Ophir City, another Washoe Valley ghost town, celebrated it’s 150 year anniversary this year. Along with the other local ghost towns, Mill City, Franktown, and Washoe City, Ophir played an important part in the exciting history of the Comstock Lode. In 1961, local dignitaries gathered to place a bronze plaque to honor the town on the west side of the valley. Established in 1861, Ophir combined ample water and wood fuel resources with ore hauled down from Virginia City to provide the first large scale milling of the Comstock Lode’s fabulous ores.
There were no water and power resources available in Virginia City to accommodate a large scale ore processing plant in 1861. Previously, ore had to be sacked and hauled to California by mule for processing. Rapidly expanding operations in the Comstock required a closer answer, one with abundant water and wood for fuel.
A road, the Ophir Grade, was carved into the hillsides east of the valley whose roadbed was soon pounded into a fine dust by hundreds of trips of mules and oxen pulling ore laden wagons and swearing teamsters to the lush valley. To shorten the trip, a causeway, or wood piling bridge, was built across the marshlands to the north of Washoe Lake.
At the terminus, on an acre of land, was built an impressive granite block building made of native stone. Milling machinery was hauled in by wagon, probably from foundries in California, and a steam powered 72 stamp mill installed (The photo on the left shows a stamp battery of approximately 30 stamps. Mind your fingers and no loose shirttails, please!). Around the plant, various support buildings, residences and buildings sprang up representing a village of 1200 residents. A fine mansion for the superintendent was built with the latest trimmings. The then astonishing amount of $500,000 was spent and another $75,000 on the causeway. The owners, who also owned the Ophir mine in Virginia City, probably realized the Comstock Lode was the largest bonanza since the California Gold Rush and built the mill to last for many years. In 1865 serious talk ws even made of running a railroad from Virginia City directly to Ophir. (Photo of causeway remains thanks to Heidi Englund of the Nevada Historical Society).

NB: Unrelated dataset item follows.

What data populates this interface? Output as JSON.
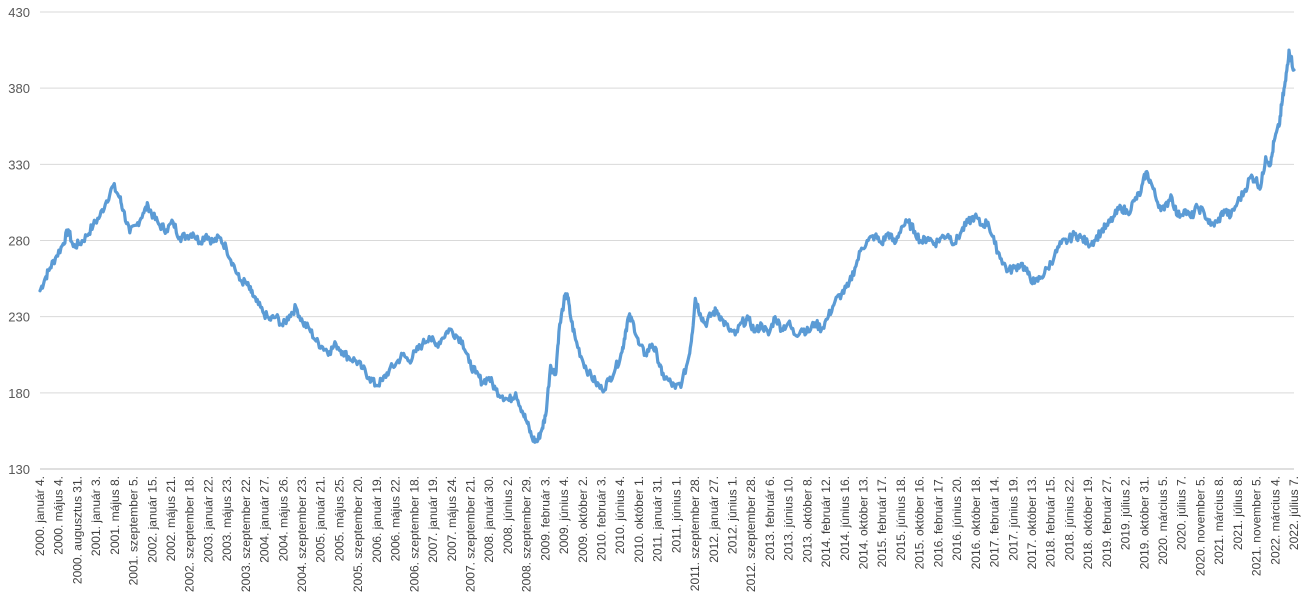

Alas, as with most western boom towns, conditions changed quickly. In 1870, just nine years later, the Virginia and Truckee Railroad was completed and ore could be more economically hauled to the Carson River where several large mills were built to take advantage of the water power there. The railroad also hauled wood and supplies to the mills and up to Virginia City, making the Washoe Valley mills and their roads obsolete overnight. The valley towns quickly declined and, being at the crossroads of the V&T and transcontinental railroad, Reno became the center of civilization for Washoe County. Since that time, the impressive granite mill and the town has deteriorated down to the small pile of stones still visible on the east side of Highway 395. All that remains of the causeway across the valley are the stubs of the pilings protruding through the marsh. The men and machinery moved on to other opportunities and the valley returned to its agricultural roots.